When dealing with mast cell issues the first step is to stabilize the system and then go looking for a potential underlying cause.  Multiple modalities are used.

Step 1:  Eliminate offending foods.  This will occur in two categories:

  1. Foods that are a problem for you (food allergies and sensitivities)
  2. Foods that are high in histamine all by themselves (like fermented foods). Take a look at histamine intolerance syndrome for lists of these foods.

Step 2:  Stabilize the mast cells

  1. Cromolyn & Ketotifen are the prescription medications available
  2. Quercetin

Step 3:  Increase histamine breakdown

  1. DAO is the enzyme that breaks down histamine. You can take this as a supplement with a meal.  Not all people with MCAS have a decreased amount of this enzyme so I tell my patients it is a one bottle’s worth trial.  You can measure this enzyme but the supplement is cheaper than the test.  This either helps or it doesn’t.

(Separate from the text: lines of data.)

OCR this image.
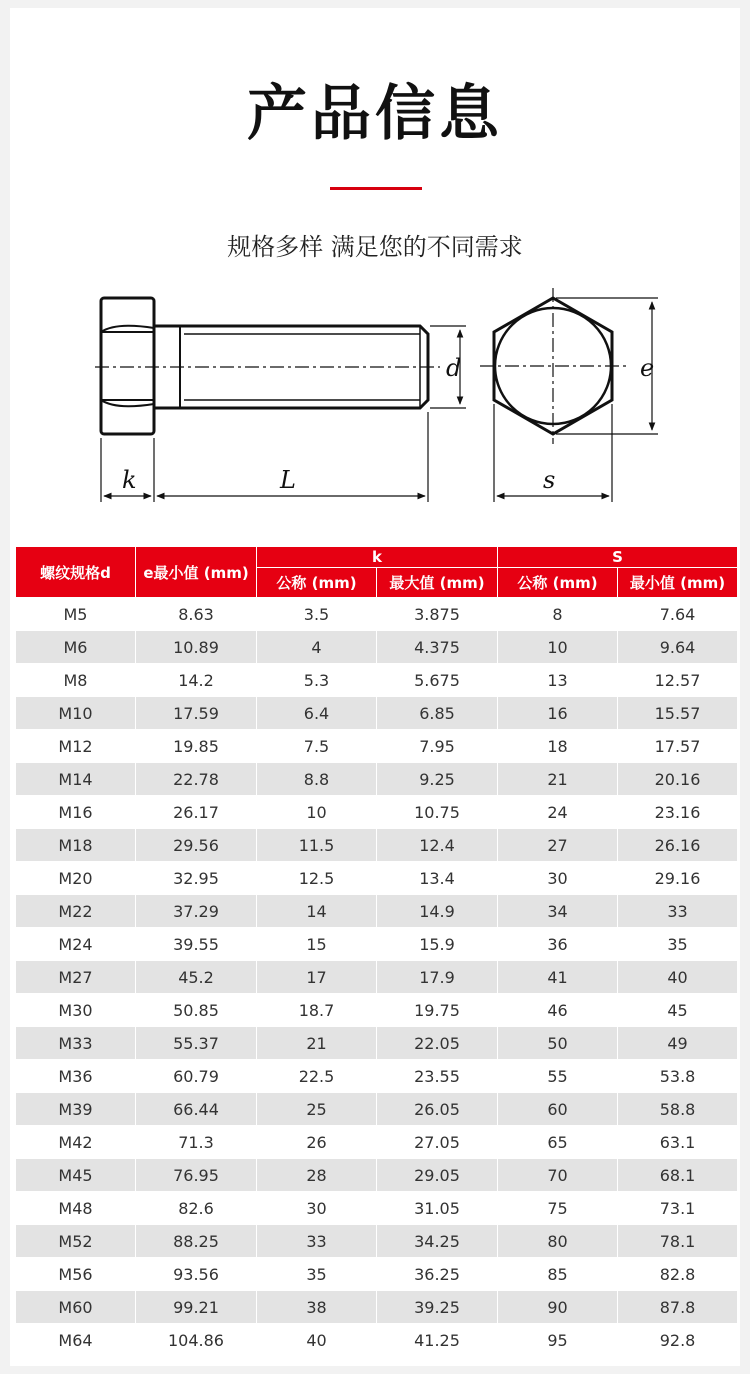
产品信息
规格多样 满足您的不同需求
d
k	L
e
s
螺纹规格d	e最小值 (mm)	k		S	
		公称 (mm)	最大值 (mm)	公称 (mm)	最小值 (mm)
M5	8.63	3.5	3.875	8	7.64
M6	10.89	4	4.375	10	9.64
M8	14.2	5.3	5.675	13	12.57
M10	17.59	6.4	6.85	16	15.57
M12	19.85	7.5	7.95	18	17.57
M14	22.78	8.8	9.25	21	20.16
M16	26.17	10	10.75	24	23.16
M18	29.56	11.5	12.4	27	26.16
M20	32.95	12.5	13.4	30	29.16
M22	37.29	14	14.9	34	33
M24	39.55	15	15.9	36	35
M27	45.2	17	17.9	41	40
M30	50.85	18.7	19.75	46	45
M33	55.37	21	22.05	50	49
M36	60.79	22.5	23.55	55	53.8
M39	66.44	25	26.05	60	58.8
M42	71.3	26	27.05	65	63.1
M45	76.95	28	29.05	70	68.1
M48	82.6	30	31.05	75	73.1
M52	88.25	33	34.25	80	78.1
M56	93.56	35	36.25	85	82.8
M60	99.21	38	39.25	90	87.8
M64	104.86	40	41.25	95	92.8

Step 4:  Block histamine receptors

  1. H1 blockers like Allegra, Zyrtec, Zyzal, Benadryl
  2. H2 blockers like Pepcid AC

Step 5:  Decrease reactivity of the system

  1. Work on Limbic and vagal nerve retraining. These techniques become KEY!!  Retraining the brain and the Gupta method are two excellent resources.

And there is even more….

This is not really a DIY issue and is very complicated.  What works for someone else may not work for you.  Not everyone needs all of these but combinations of various medications and supplements are not uncommon.  Once the system is stabilized then looking for underlying causes like mold, lymes, parasites become important.  You won’t be able to tolerate a treatment for those until the system is stabilized though so focus on this first.

If you have a whole bucket full of symptoms you might ask the question if this could be MCAS.